The AG must give a company notice and a chance to cure any alleged violation of the INCDPA within 30 days of receiving the notice of violation. If the company fails to take remedial measures within 30 days, the AG may initiate an action against the company, including by seeking injunctive and monetary relief.

Looking Ahead

Iowa and Indiana will not be the only states to pass comprehensive privacy laws in 2023. The statehouses in Montana and Tennessee have already passed their own privacy laws that are awaiting the governors' signatures. More states are likely to follow suit. Companies are advised to actively monitor proposed state legislation and prepare to comply with new state privacy laws.
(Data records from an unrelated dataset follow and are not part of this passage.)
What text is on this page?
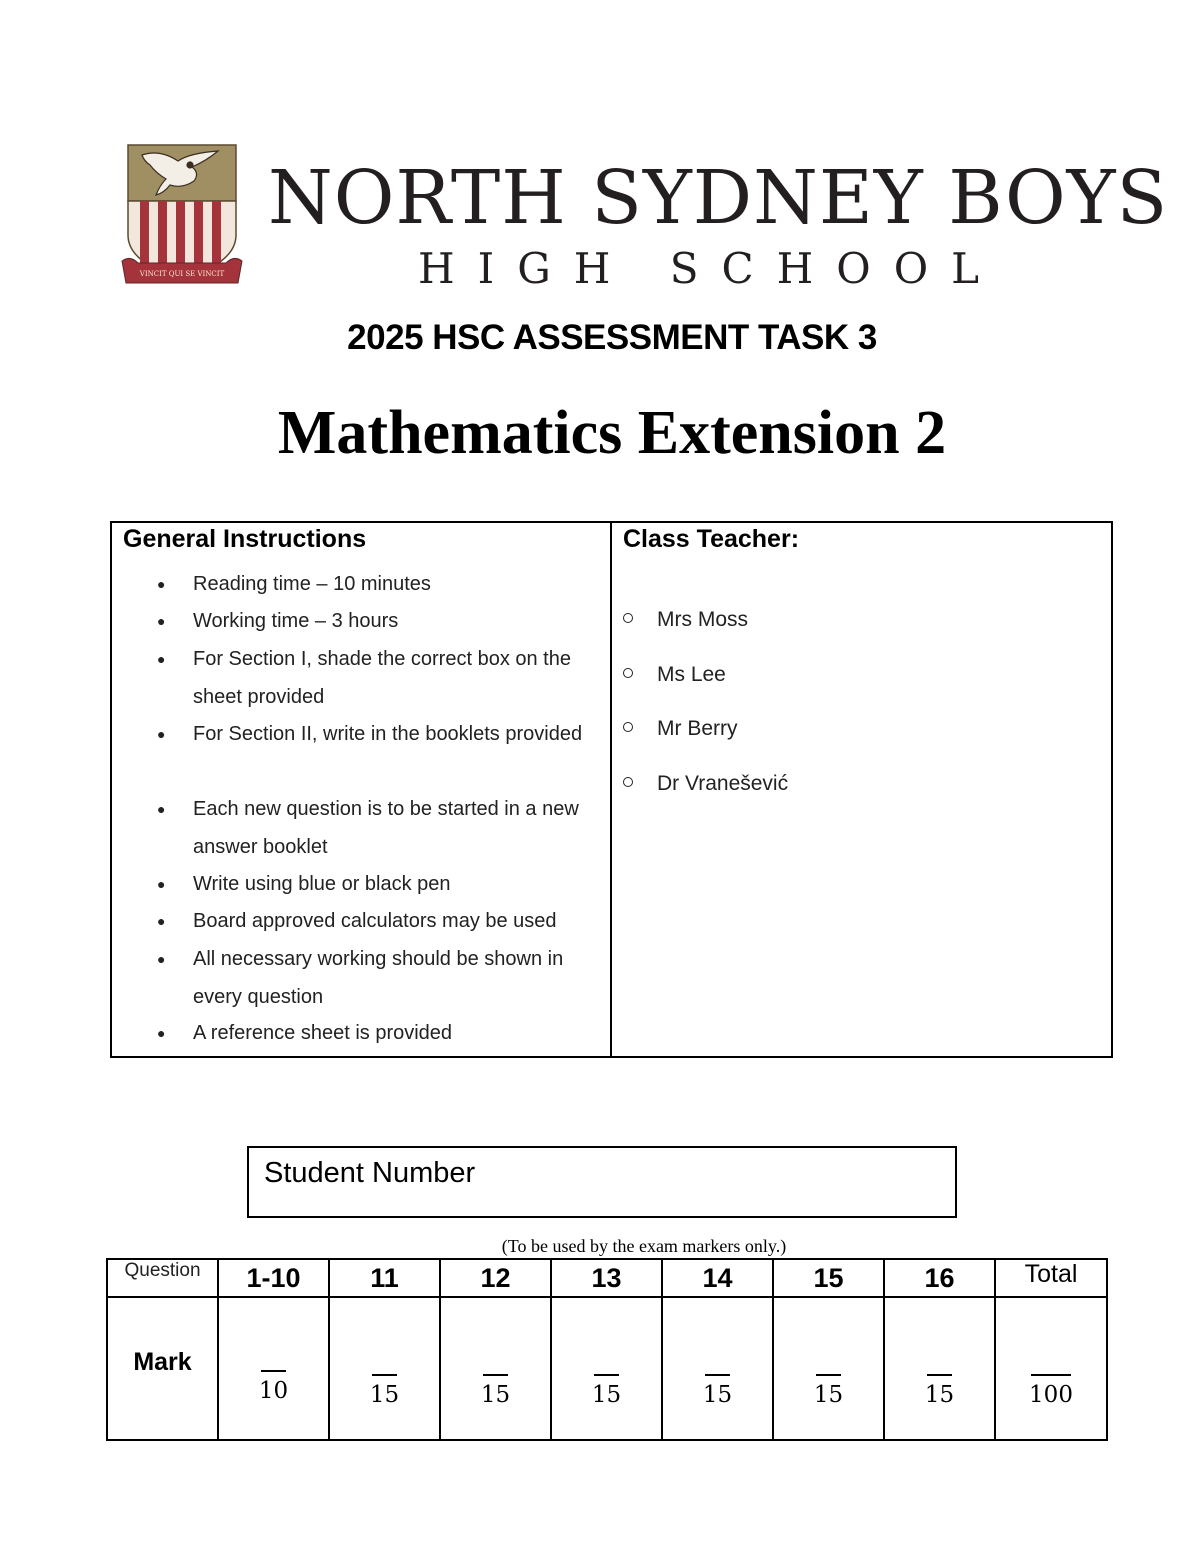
VINCIT QUI SE VINCIT
NORTH SYDNEY BOYS
HIGH SCHOOL
2025 HSC ASSESSMENT TASK 3
Mathematics Extension 2
General Instructions	Class Teacher:
● Reading time – 10 minutes
● Working time – 3 hours
● For Section I, shade the correct box on the sheet provided
● For Section II, write in the booklets provided
● Each new question is to be started in a new answer booklet
● Write using blue or black pen
● Board approved calculators may be used
● All necessary working should be shown in every question
● A reference sheet is provided
Mrs Moss
Ms Lee
Mr Berry
Dr Vranešević
Student Number
(To be used by the exam markers only.)
Question	1-10	11	12	13	14	15	16	Total
Mark	10	15	15	15	15	15	15	100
DWT's Privacy and Security team regularly counsels clients on how their business practices can comply with state privacy laws. We will continue to monitor the rapid development of other state and new federal privacy laws and regulations.

[1] "Processing" is broadly defined to include collecting, using, storing, disclosing, analyzing, deleting, or modifying personal data.

[2] The exception is the California law, which uses the concepts of a "business," a "service provider," and a "third party."

[3]The law also does not restrict riverboat casino operators in their implementation and operation of facial recognition technology approved by the Indiana Gaming Commission.

[4] The consent requirement is similar to provisions in the Colorado, Connecticut, and Virginia privacy laws. Consent can be obtained by electronic means or "any other unambiguous affirmative action."